Dominic: I absolutely love Radio Dept, Deptford Goth and Perfume Genius and really look forward to their new releases. Tim Hecker has been going for a while but I saw him live a couple of years ago and it was one of the best gigs I've ever seen. I just had a look on my computer and My Maudlin Career by Camera Obscura and Pavillon D'Armide by Scanner are my most played albums of the last five years.

Gary: I really like Chris Forsyth, Cian Nugent and the Cosmos, Goat, Moon Duo, Wooden Shjips and Sun Araw at the moment.

Q: Which bands you love to made a cover version?
Ari: We have so far only done one cover version and that was of The Only Ones 'Flowers Die'. The reason we chose this song in particular, is that The Only One's version was only a demo, so we could hear ways it could be improved upon, or interpreted in a different way, whereas with something like 'Another Girl Another Planet' which I think is a better song, the original version is just so perfect, there would be no point in trying to better it.

My favourite cover versions by other people are where they really change the songs mood radically, like Grace Jones did with 'She's Lost Control' and 'Nightclubbing', by turning them into Disco songs, or John Cale's version of Heartbreak Hotel and Johnny Cash's interpretation of 'Hurt' where they completely strip down the songs to the bare basics, so that lyrics one has heard a 100 times, now ring out with a pain and suffering, previously obscured by the complex musical arrangements.

I would love trying to cover a Lee Hazlewood song or some classic country song, something one could strip down and re interpret.

Dominic: Ari's completely right and she use all the examples I would have. Cover versions are hard to do well. You have to improve the song or completely reinterpret it. Ivo real understood that with his This Mortal Coil project.

I'd really love to cover Run To Me by the Bee Gees. I think breathless could do that beautifully. I'd love to ask John Grant to duet with me on it as I love his voice and we'd make it a beautiful gay romance.

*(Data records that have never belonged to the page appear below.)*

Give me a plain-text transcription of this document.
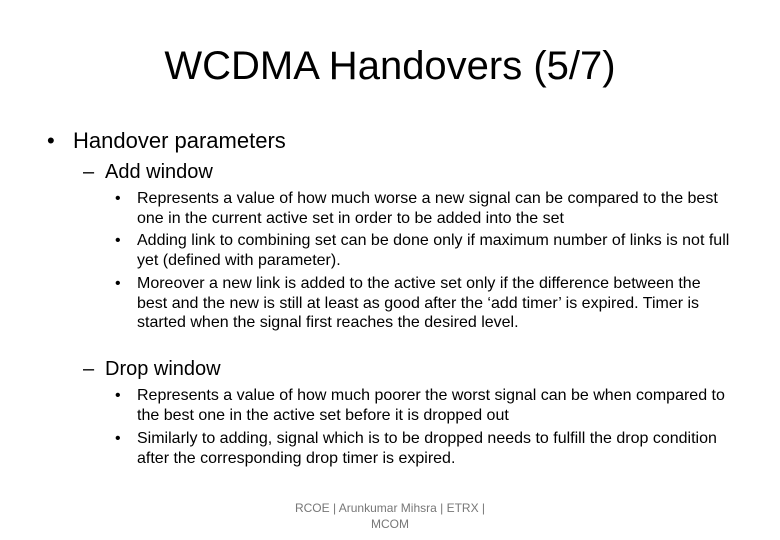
WCDMA Handovers (5/7)
• Handover parameters
– Add window
• Represents a value of how much worse a new signal can be compared to the best one in the current active set in order to be added into the set
• Adding link to combining set can be done only if maximum number of links is not full yet (defined with parameter).
• Moreover a new link is added to the active set only if the difference between the best and the new is still at least as good after the ‘add timer’ is expired. Timer is started when the signal first reaches the desired level.
– Drop window
• Represents a value of how much poorer the worst signal can be when compared to the best one in the active set before it is dropped out
• Similarly to adding, signal which is to be dropped needs to fulfill the drop condition after the corresponding drop timer is expired.
RCOE | Arunkumar Mihsra | ETRX |
MCOM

Gary: This Mortal Coil “Song to the Siren” is about the best I can think of. You have to make the song your own.

Q: What´s the plans for future....
Ari: We have recently recorded a single which we plan to release next year, along with more remixes of songs from 'Green To Blue', by Tim Gane (Stereolab), Ken Lockie (PIL, Cowboys International) and Jeremy Kimberley (Readers Wifes) and we are currently writing new songs for our next album.

Dominic: Yes, let's do another album!

Gary: Hopefully more quickly this time!

Q: Any parting words?
Ari: We would love to play Sao Paulo!!!

Dominic: I was in Brazil last February and it blew my mind. What an amazing country and what wonderful people. My plan is to travel all over it now. If I have to, I'll play live too!

Gary: I’ve never been to Brazil. I would love to play there too.